在本公开的第一方面中,提供了一种用于多语言处理的方法。该方法包括:基于第一语言的文本表示和第二语言标签,通过翻译模型 生成第二语言的文本表示;基于一组语言标签和第二语言的文本表示,通过翻译模型获取混合语言的文本表示以及标记语言标签,其中一组语言标签至少包括与第一语言和第二语言不同的第三语言的第三语言标签,标记语言标签用于指示与第一语言、第二语言和第三语言相关联的跨多语言的平行语料数据;以及将第一语言的文本表示和混合语言的文本表示作为翻译模型的输入,来更新翻译模型的参数,参数包括跨多语言的平行语料数据。In a first aspect of the present disclosure, a method for multilingual processing is provided. The method includes: generating a text representation of the second language through a translation model based on the text representation of the first language and the second language tag; and obtaining a text representation of the mixed language through the translation model based on a set of language tags and the text representation of the second language and a markup language tag, wherein the set of language tags includes at least a third language tag in a third language different from the first and second languages, the markup language tag is used to indicate that the first language, the second language, and the third language are related to parallel corpus data across multiple languages; and using the text representation of the first language and the text representation of the mixed language as input to the translation model to update the parameters of the translation model, the parameters including the parallel corpus data across multiple languages.

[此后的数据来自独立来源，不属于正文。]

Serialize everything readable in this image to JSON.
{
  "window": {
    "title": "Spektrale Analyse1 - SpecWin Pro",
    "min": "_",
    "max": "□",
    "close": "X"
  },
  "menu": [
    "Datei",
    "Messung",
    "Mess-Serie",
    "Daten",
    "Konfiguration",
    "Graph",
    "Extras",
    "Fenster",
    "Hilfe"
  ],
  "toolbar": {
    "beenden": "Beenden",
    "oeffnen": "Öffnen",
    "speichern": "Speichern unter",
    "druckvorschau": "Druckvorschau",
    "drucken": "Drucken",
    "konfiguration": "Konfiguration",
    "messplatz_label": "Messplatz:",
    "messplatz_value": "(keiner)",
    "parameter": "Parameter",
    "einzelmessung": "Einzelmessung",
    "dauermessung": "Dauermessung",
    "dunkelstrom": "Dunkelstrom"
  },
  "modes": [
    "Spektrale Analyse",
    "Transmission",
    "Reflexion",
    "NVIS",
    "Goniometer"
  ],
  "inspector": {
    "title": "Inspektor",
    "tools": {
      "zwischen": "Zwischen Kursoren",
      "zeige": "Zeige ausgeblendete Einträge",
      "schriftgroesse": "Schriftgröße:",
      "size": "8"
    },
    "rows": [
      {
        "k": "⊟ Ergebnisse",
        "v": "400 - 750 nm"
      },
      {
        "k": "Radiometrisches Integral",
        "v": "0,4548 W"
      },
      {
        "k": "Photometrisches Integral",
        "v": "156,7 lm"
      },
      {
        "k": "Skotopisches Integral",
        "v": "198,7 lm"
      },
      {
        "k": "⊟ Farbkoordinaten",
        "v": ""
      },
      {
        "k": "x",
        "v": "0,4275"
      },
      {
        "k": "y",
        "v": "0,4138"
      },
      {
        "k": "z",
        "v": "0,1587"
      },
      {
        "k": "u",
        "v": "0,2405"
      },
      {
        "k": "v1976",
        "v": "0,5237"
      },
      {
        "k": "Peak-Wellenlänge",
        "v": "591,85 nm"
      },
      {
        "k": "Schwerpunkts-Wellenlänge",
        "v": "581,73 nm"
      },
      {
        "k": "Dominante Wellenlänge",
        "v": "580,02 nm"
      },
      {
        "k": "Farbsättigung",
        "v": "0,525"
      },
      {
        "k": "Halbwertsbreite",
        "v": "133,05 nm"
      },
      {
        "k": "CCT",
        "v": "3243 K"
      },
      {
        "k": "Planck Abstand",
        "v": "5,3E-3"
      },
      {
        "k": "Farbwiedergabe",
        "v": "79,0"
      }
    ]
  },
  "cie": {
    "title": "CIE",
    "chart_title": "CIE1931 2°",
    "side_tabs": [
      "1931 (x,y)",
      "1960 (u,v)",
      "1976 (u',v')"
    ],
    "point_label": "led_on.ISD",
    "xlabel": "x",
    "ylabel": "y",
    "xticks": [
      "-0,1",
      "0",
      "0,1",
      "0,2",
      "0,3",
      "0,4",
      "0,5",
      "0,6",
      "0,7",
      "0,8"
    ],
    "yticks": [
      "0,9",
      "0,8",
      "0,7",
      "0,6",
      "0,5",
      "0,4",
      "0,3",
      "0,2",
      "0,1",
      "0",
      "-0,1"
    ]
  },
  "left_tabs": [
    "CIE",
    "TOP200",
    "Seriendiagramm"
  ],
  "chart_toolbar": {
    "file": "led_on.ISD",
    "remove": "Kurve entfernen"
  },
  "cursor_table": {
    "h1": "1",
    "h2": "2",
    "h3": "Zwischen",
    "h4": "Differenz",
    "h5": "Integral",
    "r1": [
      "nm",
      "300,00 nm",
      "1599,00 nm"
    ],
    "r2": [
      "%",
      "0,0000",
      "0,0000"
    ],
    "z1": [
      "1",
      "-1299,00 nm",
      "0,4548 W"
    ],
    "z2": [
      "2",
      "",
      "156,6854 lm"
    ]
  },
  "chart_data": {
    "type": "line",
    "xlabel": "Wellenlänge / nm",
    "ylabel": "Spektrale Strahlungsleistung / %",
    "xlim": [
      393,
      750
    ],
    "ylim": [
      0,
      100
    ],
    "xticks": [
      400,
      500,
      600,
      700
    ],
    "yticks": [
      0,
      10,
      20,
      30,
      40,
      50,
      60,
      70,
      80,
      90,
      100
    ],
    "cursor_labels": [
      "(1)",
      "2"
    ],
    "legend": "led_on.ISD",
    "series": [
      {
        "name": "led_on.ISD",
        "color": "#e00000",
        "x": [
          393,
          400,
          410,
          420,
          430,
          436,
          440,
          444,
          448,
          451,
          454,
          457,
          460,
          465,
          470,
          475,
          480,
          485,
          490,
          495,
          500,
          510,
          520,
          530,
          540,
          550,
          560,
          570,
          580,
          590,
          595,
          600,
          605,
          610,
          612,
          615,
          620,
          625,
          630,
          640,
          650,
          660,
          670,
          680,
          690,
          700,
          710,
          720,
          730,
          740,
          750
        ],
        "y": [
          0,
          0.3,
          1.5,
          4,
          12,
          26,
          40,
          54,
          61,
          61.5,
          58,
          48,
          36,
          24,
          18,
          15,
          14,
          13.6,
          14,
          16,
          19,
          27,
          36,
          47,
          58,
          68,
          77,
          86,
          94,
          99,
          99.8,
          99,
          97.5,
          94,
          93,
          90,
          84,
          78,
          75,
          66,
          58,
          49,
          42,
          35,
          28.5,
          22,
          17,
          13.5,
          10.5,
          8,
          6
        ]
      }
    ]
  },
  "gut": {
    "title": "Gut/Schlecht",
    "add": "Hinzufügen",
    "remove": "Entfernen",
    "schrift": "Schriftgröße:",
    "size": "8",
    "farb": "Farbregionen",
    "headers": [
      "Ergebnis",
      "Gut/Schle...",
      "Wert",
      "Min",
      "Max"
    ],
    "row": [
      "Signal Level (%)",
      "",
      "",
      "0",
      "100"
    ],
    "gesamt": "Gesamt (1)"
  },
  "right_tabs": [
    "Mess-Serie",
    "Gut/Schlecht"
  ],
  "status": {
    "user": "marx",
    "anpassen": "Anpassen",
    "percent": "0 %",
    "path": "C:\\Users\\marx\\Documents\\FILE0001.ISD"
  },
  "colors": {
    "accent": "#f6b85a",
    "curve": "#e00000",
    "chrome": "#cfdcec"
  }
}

在本公开的第二方面中,提供了一种用于多语言处理的装置。该装置包括:生成模块,被配置为基于第一语言的文本表示和第二语言标签,生成第二语言的文本表示;获取模块,被配置为基于一组语言标签和第二语言的文本表示,获取混合语言的文本表示以及标记语言标签,其中一组语言标签至少包括与第一语言和第二语言不同的第三语言的第三语言标签,标记语言标签用于指示与第一语言、第二语言和第三语言相关联的跨多语言的平行语料数据;以及更新模块,被配置为将第一语言的文本表示和混合语言的文本表示作为翻译模型的输入,来更新翻译模型的参数,参数包括跨多语言的平行语料数据。In a second aspect of the present disclosure, an apparatus for multilingual processing is provided. The device includes: a generation module configured to generate a text representation in a second language based on a text representation in a first language and a second language tag; an acquisition module configured to generate a text representation in a second language based on a set of language tags and a text representation in a second language, Obtaining a textual representation of a mixed language and markup language tags, wherein a set of language tags includes at least a third language tag in a third language different from the first language and the second language, the markup language tag is used to indicate the difference between the first language, the second language Parallel corpus data across multiple languages associated with the language and the third language; and an update module configured to use the text representation of the first language and the text representation of the mixed language as input to the translation model to update parameters of the translation model, the parameters Includes parallel corpus data across multiple languages.
在本公开的第三方面中,提供了一种用于多语言处理的方法。该方法包括:获取源语言的原始文本数据和多个目标语言标签;将原始文本数据编码为源语言的源文本表示;基于多个目标语言标签和预配置的跨多语言的平行语料数据,将源文本表示并行解码为由多个目标语言标签指示的多个目标语言的多个目标文本表示;以及将多个目标语言的多个目标文本表示并行解码为多个目标语言的多个目标文本数据。In a third aspect of the present disclosure, a method for multilingual processing is provided. The method includes: obtaining original text data in the source language and multiple target language tags; encoding the original text data into source text representations in the source language; based on multiple target language tags and pre-configured parallel corpus data across multiple languages, the parallel decoding of a source text representation into multiple target text representations in multiple target languages indicated by multiple target language tags; and parallel decoding of multiple target text representations in multiple target languages into multiple target text data in multiple target languages .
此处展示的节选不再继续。